Allí fue donde el conde de Romanones se entrevistó con su adversario político
que acababa de salir de la cárcel, Niceto Alcalá Zamora. Este rechazó la
propuesta del rey y fue terminante con el conde. No podía haber un período
neutral o constituyente. El monarca debía abandonar el país aquella misma
tarde. De lo contrario, no respondía de lo que pudiera ocurrir cuando las masas
trabajadoras acabaran su jornada.
El conde de Romanones transmitió el ultimátum de
Alcalá Zamora al rey. Este aún trató de convencer a Romanones proponiendo
una solución intermedia, la regencia de su primo el infante don Carlos, de
reconocido talante liberal. El conde de Romanones expresó su opinión de que ya
era demasiado tarde para cualquier solución que no significara la inmediata
partida del rey de España. Se pasó entonces a discutir la manera en que debería
realizarse. Se descartó la salida por Irún porque se habían registrado
disturbios en San Sebastián. Se consideró la posibilidad de que el rey se
marchara por la frontera portuguesa, pero finalmente se optó por utilizar la
base naval de Cartagena, donde el rey se embarcaría en un buque de la Armada.
Una vez se hubo adoptado esta decisión, Romanones y el
rey salieron a una antecámara donde les aguardaban algunos ministros, grandes
de España y otras personalidades. Un joven oficial de caballería, el marqués de
Cavalcanti, se adelantó para decirle: «¡Pongo mis tropas a disposición de su
majestad para la defensa del trono!». El general Berenguer, que estaba a su
lado, le increpó: «¡Demuéstreme usted que es capaz de controlar la situación
sacando las tropas a la calle! ¡Demuéstremelo!». En ese momento parece ser que
intervino el rey y con voz sosegada les dijo: «Caballeros, no hay necesidad de
discutir este tema. Mi decisión está tomada. Abandonaré España esta misma
noche». Finalmente se acordó que el rey saldría del Palacio aquella misma tarde
y que la reina y los infantes se marcharían al día siguiente, para darles
tiempo a preparar lo indispensable para el viaje. «No debe su majestad
preocuparse por ellos —le dijo Romanones al rey—. Quedan en manos de
españoles». A la caída de la tarde, cinco o seis grandes automóviles salían del
Palacio por la puerta del Campo del Moro y doce horas después don Alfonso
estaba a bordo del crucero Jaime I rumbo a Marsella.
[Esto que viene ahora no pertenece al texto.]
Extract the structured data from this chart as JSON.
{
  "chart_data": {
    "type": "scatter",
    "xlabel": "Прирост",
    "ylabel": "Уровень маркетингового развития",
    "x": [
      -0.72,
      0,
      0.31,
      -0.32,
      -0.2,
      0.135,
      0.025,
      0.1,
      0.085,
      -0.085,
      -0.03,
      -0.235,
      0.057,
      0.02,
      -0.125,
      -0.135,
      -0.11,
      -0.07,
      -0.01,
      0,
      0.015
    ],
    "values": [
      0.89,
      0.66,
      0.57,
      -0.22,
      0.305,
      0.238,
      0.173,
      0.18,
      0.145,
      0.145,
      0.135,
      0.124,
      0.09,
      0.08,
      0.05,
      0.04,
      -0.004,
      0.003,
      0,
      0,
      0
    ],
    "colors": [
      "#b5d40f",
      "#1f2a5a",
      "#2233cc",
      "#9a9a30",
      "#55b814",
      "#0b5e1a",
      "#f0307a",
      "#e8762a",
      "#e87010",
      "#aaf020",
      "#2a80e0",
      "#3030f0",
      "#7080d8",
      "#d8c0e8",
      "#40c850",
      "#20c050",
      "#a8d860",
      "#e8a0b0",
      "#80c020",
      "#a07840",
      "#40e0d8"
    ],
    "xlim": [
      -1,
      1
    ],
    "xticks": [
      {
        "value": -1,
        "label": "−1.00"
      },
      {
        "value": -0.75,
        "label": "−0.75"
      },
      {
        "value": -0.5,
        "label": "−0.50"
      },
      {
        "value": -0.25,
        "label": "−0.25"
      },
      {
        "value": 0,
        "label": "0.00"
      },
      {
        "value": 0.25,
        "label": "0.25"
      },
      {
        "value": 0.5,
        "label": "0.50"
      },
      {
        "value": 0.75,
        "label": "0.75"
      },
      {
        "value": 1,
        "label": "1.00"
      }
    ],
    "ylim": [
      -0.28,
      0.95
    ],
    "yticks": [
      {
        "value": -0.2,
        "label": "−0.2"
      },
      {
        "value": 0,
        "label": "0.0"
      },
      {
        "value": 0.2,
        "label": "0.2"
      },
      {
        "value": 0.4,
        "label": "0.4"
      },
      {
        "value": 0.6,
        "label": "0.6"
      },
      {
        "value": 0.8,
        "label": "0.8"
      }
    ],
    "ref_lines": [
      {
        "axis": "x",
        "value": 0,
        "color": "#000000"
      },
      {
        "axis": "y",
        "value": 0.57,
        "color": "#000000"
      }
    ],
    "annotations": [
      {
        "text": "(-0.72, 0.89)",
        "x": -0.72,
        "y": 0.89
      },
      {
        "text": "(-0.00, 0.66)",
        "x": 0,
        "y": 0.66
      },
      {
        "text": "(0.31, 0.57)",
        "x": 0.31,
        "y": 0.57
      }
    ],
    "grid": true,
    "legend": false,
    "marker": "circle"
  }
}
Se ha hablado mucho sobre esta salida tan precipitada
del rey y algunos han llegado a acusarle de cobardía. Creo que la
acusación es totalmente injusta. La permanencia del rey en Palacio no hacía
sino poner en peligro no solo la vida de su familia y los servidores que
estaban dentro, sino también la de muchos que estaban fuera. El rey comprendió
perfectamente que el objeto de la ira popular era él y que, al quitarse de en
medio, restaba intensidad a la virulencia callejera.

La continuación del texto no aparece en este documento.